NCSC developed IGPs to help organisations assess their cyber security practices against the contributing outcomes. These are not intended to remove the use of cyber security expertise and organisation knowledge and are not designed to be used as a 'tick-list'. They are designed to provide a good starting point for discussions and can help to 'workshop' conversations around the achievement of the overall contributing outcomes and should be used in conjunction with NCSC and Government guidance.

The IGPs are not intended to be exhaustive, and organisations may implement additional good practice or compensating controls which would otherwise return an "Achieved" or "Partially Achieved" Contributing Outcome.

Where alternate good practice is implemented, this must be appropriately evidenced, and the assurance reviewers must consider this as part of their review.

Organisations will be required to demonstrate how they meet each Contributing Outcome and the stated IGPs by providing statements and evidence.

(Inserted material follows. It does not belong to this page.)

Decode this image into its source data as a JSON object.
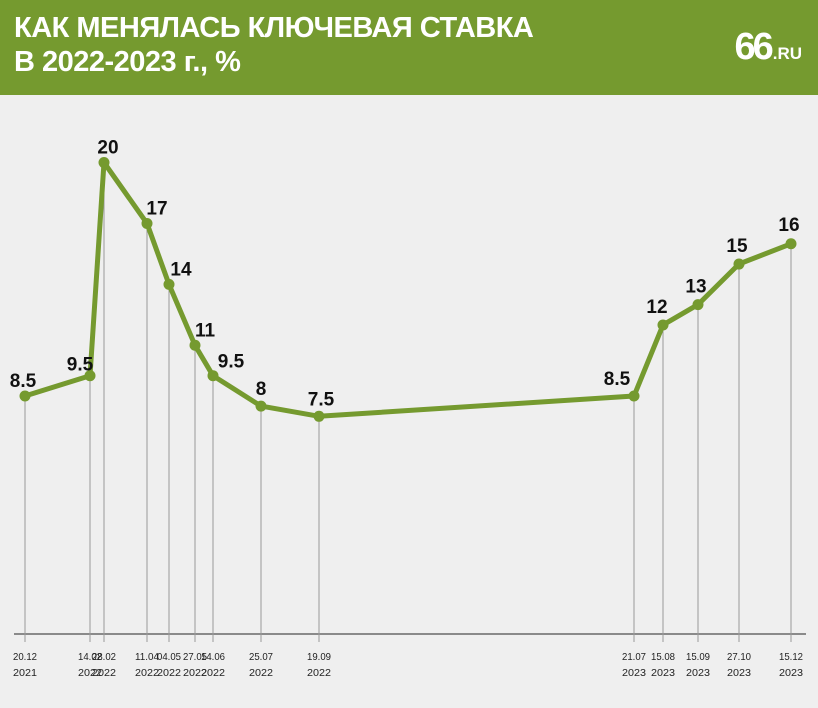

The GovAssure process will result in 39 individual self-assessed judgements on contributing outcomes reflecting the circumstances of the system and wider organisation.

Each outcome is associated with a set of IGPs which are broken down into the following three categories with an explanation of how they should be interpreted, and it is recommended that these are worked through from top to bottom:

  1. Not achieved: The 'not achieved' column of an IGP table defines the typical characteristics of an organisation not achieving that outcome. It is intended that the presence of any one indicator would normally be sufficient to justify an assessment of 'not achieved' at the contributing outcome level.

  2. Partially achieved: When present, the 'partially achieved' column of an IGP table defines the typical characteristics of an organisation partially achieving that outcome. It is also important that the partial achievement is delivering specific worthwhile cyber security benefits. Assessing at 'partially achieved' should represent more than giving credit for doing something vaguely relevant.

  3. Achieved: The 'achieved' column of an IGP table defines the typical characteristics of an organisation fully achieving that outcome. It is intended that all the indicators would normally be present to support an assessment of 'achieved' at the contributing outcome level.